Diana Tittle responded: Dear Jane, the Sun undertook this investigation at the request of a Hillsboro resident concerned about the town’s inability to mount a prompt, coordinated response to the disappearance of a neighbor. From the beginning, I shared your concern about how our findings might affect Betsy’s family and friends. After I completed my research and began writing, I weighed each detail I eventually chose to include against my desire to cause no pain and the public’s right to know about the strengths and limitations of law enforcement’s response and the public’s need to know about how to be of meaningful assistance.

There was information I withheld about the state police investigation and the recovery. But I decided to include the issue of the car’s color because the individuals who spotted Betsy’s car emphasized how its color had been key to their identification of it as the vehicle described in Betsy’s Silver Alert. Because the misinformation was corrected within a couple of hours, I also included in this story the following editorial comment meant to put the error in perspective: “The fact that law enforcement throughout the state was on the lookout in the crucial early hours after Betsy’s disappearance for an elderly woman driving a “light blue” instead of a “silver” Accord would, in retrospect, likely not have changed the outcome of the search” [emphasis added].

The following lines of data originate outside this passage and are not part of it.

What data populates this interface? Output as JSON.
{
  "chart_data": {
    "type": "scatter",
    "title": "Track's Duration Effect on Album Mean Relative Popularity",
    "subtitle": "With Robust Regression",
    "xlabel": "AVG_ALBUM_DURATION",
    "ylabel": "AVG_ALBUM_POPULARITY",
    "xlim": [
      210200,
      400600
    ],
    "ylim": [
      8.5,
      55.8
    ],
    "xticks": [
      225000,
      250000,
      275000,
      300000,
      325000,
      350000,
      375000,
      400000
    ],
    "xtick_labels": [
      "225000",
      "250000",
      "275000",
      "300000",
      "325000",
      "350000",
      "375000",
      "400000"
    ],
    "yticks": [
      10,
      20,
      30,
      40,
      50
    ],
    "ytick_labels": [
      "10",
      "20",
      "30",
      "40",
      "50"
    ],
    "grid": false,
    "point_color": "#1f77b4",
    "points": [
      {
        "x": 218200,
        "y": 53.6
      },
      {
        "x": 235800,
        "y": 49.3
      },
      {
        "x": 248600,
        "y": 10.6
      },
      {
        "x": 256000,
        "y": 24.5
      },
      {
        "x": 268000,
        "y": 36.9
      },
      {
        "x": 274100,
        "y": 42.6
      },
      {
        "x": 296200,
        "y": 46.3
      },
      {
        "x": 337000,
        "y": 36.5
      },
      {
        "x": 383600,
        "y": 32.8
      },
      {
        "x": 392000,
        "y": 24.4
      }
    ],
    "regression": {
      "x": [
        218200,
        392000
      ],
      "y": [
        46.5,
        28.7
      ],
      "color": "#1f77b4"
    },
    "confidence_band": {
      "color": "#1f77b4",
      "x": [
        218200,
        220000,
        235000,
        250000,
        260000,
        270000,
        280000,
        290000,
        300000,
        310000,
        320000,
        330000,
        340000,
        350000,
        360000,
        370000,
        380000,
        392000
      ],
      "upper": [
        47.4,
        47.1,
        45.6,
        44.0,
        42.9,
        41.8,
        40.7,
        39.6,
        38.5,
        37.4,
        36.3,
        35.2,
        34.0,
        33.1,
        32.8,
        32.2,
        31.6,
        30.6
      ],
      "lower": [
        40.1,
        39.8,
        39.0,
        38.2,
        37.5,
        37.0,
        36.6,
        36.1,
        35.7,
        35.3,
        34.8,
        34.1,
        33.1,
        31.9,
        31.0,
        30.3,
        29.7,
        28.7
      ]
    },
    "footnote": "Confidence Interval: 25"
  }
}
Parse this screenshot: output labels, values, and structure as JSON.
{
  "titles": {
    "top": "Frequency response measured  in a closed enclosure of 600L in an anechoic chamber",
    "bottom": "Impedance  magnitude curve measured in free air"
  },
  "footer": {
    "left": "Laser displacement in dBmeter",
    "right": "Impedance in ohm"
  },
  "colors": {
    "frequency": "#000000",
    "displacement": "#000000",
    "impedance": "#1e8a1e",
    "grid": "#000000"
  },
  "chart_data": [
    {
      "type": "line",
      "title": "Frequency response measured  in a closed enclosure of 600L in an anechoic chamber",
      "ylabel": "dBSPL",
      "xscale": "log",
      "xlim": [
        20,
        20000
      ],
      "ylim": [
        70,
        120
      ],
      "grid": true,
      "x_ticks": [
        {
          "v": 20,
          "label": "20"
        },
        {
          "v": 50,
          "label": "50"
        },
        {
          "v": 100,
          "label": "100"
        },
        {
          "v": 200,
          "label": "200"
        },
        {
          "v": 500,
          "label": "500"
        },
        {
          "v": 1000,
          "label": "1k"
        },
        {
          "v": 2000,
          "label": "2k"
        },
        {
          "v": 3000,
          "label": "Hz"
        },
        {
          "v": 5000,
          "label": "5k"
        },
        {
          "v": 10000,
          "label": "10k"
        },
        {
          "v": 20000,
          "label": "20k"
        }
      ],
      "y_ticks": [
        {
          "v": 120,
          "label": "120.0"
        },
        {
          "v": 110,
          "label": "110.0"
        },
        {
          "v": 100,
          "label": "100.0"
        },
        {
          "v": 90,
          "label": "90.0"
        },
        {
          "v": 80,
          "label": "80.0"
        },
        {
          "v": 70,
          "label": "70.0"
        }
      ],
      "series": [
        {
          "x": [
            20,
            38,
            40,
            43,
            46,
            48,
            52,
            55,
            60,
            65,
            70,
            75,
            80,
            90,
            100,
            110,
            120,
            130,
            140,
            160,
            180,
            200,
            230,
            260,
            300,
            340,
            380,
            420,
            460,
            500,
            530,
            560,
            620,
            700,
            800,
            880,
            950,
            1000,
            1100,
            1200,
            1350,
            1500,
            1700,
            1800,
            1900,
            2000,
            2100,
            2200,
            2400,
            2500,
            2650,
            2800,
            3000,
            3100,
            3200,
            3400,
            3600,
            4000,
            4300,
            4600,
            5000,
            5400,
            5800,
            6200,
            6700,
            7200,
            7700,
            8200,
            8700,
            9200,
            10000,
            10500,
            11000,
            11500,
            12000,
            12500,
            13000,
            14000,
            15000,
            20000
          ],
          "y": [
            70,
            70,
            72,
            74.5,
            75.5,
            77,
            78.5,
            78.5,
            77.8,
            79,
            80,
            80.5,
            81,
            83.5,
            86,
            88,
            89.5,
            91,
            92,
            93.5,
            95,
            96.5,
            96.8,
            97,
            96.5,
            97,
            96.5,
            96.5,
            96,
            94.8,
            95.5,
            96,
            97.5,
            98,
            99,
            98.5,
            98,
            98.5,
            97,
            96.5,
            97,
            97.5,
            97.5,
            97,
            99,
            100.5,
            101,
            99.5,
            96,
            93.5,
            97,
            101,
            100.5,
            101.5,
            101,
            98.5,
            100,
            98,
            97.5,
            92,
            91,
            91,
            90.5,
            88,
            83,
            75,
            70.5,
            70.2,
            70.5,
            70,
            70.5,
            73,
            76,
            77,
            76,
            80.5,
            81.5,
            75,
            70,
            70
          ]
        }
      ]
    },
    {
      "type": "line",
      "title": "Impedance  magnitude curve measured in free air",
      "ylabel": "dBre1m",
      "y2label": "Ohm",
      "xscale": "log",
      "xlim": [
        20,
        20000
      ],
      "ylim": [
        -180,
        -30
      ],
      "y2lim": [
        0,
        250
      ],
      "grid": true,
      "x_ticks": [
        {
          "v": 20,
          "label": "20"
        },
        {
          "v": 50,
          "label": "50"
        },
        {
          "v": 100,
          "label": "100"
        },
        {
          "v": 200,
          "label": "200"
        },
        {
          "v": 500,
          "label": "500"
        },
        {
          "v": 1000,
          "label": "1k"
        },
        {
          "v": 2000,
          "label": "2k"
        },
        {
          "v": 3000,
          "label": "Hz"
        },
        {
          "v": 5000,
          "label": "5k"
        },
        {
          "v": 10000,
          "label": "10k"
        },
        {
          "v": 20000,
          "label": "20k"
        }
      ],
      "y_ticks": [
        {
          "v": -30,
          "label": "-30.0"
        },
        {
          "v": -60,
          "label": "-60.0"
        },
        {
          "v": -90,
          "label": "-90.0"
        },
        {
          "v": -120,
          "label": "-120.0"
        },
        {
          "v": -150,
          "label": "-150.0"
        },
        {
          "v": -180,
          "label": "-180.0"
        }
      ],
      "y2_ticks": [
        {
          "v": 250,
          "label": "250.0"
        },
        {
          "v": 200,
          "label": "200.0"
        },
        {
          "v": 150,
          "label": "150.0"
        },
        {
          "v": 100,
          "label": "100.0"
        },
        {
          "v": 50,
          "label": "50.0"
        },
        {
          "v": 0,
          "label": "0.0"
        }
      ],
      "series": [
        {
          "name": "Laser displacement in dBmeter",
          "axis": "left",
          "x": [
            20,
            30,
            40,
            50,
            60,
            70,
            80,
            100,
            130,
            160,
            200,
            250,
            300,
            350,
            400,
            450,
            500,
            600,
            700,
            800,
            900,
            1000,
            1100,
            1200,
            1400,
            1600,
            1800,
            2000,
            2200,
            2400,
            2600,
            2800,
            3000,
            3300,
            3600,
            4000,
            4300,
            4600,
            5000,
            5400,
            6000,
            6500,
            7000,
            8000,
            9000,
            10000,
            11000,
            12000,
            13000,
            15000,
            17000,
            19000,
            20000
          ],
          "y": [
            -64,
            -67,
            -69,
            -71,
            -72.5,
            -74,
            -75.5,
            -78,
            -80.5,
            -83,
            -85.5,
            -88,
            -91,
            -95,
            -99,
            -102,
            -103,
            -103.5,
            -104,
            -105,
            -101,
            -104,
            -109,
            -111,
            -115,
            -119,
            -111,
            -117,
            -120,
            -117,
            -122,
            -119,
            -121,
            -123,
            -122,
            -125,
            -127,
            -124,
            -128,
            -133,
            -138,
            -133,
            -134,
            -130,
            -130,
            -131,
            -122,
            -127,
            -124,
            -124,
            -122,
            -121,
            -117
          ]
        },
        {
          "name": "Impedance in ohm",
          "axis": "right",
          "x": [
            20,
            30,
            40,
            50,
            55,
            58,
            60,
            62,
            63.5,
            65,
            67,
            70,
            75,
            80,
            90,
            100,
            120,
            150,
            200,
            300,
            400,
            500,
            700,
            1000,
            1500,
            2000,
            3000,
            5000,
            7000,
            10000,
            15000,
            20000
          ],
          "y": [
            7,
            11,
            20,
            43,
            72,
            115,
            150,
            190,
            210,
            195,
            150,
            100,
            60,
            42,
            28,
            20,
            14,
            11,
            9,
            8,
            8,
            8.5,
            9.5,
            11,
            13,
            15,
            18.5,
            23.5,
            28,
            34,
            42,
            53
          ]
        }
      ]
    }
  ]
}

I would also point to the story’s overarching conclusion about the inadvisability of assigning blame for what happened: “In this case, a perfect storm of unfortunate circumstances, many of them beyond human control, hindered the search that it would fall to Hamilton’s department to lead.”

It is my hope that any pain caused by my reporting will eventually be outweighed by its contribution to a better community understanding of what it will take in the future to mount a successful missing person’s search in rural Sierra County.